The Australian Open men's draw had two Australians in the final 16, no mean feat considering the depths to which the game has slumped in the country that produced Lew Hoad, Ken Rosewall, Rod Laver, John Newcombe, Margaret Court and Evonne Goolagong Cawley.
So hats off to Lleyton Hewitt - not words that are a natural fit in this column, but there you go - for making the fourth round with a gritty win over a Canadian called Milos Raonic.
He was ranked No 23, which says something about the state of men's tennis outside the Big Four, but that's another story.
(And, by the way, is there a more insipid post-game interviewer than Jim Courier? His demeanour and delivery is more akin to reading a eulogy at a funeral.
Over-the-top histrionics we don't want, but surely there's someone with a bit more life about them who can still throw up the traditional cliched lobs in these situations).
Australia had two men in the last 16, the other being 19-year-old Bernard Tomic, born in Stuttgart of Croatian stock and world No 38, who last night ran into Roger Federer.
The challenge of tackling the world's best player of the last year, Novak Djokovic, falls to Hewitt today.
Hewitt is now world No 181, a steady decline from his days at the top of the heap (November 19, 2001 to June 9, 2003, 68 weeks, since you're wondering) but over the last decade or so he's trousered US$19 million ($23.5 million) from wielding a racket.
He won the US Open in 2001, Wimbledon a year later.
His best Australian Open effort was runner up in 2005.
It's a safe bet Hewitt won't be victorious in Melbourne before putting his sticks away for good.
Today there's unlikely to be an upset such as moustachioed part-time window cleaner Mark Edmondson, then world No 212, beating his great compatriot John Newcombe in the 1976 final. In his younger days, Hewitt was the sort of tennis brat it was easy to loathe. He still wears his baseball cap back to front, which looks a bit odd on a 30-year-old bonce.
Hewitt used to be among the more vigorous fist pumpers around. But whereas those who opt for that geeing-up gesture tended to use them at genuinely important moments, Hewitt was quite capable of pulling one out at 30-15 in the opening game.
He could be crass, rude and he wasn't unanimously popular in Australia. Just as is the case with Shane Warne, who sits among the alltime great cricketers, but never won total approval from the Australian sporting public for a range of reasons.

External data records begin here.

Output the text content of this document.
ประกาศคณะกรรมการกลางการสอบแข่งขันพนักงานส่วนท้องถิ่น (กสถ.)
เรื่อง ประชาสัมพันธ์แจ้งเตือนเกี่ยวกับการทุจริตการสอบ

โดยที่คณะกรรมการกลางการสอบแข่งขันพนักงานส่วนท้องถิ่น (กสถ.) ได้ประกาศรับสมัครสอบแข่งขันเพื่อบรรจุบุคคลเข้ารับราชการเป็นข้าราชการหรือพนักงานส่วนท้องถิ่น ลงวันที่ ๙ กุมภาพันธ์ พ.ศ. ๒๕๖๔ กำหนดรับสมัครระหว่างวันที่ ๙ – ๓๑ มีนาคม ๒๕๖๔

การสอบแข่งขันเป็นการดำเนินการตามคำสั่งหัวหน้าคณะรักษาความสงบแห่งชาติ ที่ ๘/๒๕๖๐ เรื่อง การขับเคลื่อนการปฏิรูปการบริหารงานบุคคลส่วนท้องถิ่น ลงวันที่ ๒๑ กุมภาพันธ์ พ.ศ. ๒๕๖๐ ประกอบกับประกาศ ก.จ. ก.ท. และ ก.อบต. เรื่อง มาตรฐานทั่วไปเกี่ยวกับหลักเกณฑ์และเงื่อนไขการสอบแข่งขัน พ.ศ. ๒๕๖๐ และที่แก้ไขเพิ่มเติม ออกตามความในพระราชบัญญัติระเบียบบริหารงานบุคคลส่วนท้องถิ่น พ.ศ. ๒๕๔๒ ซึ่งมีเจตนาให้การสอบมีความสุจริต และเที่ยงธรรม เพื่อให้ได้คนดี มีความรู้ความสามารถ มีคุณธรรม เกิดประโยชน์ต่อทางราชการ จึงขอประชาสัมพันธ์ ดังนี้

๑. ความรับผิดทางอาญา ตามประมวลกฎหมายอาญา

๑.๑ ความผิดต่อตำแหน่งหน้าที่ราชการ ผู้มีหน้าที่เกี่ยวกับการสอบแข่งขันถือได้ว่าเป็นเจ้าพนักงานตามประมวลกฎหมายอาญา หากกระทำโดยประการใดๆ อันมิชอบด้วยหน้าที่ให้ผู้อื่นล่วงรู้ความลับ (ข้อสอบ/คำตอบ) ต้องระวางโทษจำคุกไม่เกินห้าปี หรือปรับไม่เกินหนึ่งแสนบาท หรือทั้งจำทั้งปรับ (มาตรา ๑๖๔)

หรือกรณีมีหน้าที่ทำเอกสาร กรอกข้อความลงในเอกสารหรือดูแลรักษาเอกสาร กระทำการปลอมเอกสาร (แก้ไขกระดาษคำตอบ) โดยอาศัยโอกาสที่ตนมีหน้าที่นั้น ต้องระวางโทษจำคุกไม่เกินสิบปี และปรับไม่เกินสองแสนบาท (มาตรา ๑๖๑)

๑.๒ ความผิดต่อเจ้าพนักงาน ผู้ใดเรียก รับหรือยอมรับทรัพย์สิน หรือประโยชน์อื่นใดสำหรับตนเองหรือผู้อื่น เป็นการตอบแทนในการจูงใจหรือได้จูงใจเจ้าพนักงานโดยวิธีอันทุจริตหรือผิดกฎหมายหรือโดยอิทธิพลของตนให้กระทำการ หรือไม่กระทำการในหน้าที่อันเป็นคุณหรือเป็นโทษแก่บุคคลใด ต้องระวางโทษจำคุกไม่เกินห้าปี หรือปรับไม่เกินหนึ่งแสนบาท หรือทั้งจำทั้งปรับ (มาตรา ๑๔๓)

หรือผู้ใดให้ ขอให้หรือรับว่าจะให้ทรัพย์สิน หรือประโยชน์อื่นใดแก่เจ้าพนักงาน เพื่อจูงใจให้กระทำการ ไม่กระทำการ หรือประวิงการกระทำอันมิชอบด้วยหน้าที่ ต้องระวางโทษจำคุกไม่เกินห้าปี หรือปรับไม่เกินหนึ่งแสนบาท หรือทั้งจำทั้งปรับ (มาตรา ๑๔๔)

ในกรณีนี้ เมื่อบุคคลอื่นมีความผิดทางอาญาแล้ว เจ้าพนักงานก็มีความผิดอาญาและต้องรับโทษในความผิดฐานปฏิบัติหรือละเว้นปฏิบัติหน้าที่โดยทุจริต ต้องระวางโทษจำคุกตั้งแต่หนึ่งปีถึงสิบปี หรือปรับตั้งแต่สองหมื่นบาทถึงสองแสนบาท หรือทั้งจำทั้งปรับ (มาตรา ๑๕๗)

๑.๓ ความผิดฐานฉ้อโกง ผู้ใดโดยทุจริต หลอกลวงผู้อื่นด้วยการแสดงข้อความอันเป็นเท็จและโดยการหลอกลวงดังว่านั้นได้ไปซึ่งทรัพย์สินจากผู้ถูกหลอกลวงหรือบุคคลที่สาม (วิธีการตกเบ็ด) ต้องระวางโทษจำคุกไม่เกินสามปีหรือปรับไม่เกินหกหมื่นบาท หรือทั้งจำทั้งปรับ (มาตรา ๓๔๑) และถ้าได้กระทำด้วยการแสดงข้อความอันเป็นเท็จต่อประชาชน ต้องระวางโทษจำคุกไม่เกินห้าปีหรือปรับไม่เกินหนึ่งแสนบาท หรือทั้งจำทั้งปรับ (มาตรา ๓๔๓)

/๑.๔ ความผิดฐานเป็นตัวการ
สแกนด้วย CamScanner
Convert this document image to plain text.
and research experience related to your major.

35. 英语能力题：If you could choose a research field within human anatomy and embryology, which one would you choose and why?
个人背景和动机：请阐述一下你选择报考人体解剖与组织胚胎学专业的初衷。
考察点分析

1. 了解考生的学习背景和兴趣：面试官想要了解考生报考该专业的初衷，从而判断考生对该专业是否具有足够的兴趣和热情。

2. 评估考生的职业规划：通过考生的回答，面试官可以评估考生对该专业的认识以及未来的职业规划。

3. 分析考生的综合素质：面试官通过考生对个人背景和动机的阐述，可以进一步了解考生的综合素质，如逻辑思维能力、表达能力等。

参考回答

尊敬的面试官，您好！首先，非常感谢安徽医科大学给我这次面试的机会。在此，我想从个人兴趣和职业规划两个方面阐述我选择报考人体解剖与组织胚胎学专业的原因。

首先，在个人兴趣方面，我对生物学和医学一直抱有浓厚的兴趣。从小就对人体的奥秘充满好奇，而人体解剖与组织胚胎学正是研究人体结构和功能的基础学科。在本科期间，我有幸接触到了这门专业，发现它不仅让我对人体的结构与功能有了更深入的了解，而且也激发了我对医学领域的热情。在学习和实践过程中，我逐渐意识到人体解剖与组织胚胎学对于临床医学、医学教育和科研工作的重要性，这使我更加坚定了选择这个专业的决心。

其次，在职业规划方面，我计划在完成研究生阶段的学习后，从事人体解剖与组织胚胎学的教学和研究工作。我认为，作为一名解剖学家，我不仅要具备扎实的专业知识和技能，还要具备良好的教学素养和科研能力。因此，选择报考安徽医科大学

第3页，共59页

But give Hewitt his due. He's got ticker, has always been a fighter, and now he's at that age where he is at least able to discover that with age comes greater respect for doing your job to the very best of your ability.
Last year Samantha Stosur won the US Open, and there were big hopes of ending a 34-year long drought for an Aussie woman on the home court since Goolagong Cawley. A week ago Stosur, now world No 5, was bundled out in the first round.
There are two other women in the top 100, Jarmila Gajdosova at No 39 and Jelena Dokic at 64. So at least they have a presence, albeit lower key than of yore.
So what does this week hold in Melbourne?
The women's title could go to any number of candidates, such is the shortage of a clearcut one or two favourites.
The men's winner will be either Djokovic, Rafael Nadal, Federer or, if he can work out what's missing from his game to make the step from almost to champion, Andy Murray.
That's the way the men's game is right now. Four players are a smash or two above the rest, and will be for a while yet.
WEEKEND WINNER
Auckland, defending their HRV Cup title, becoming the first two-time domestic T20 champions.
ONE TO WATCH
Actually two. The closing rounds of the Australian Open, and New Zealand's first home test of the summer against Zimbabwe, starting on Thursday in Napier.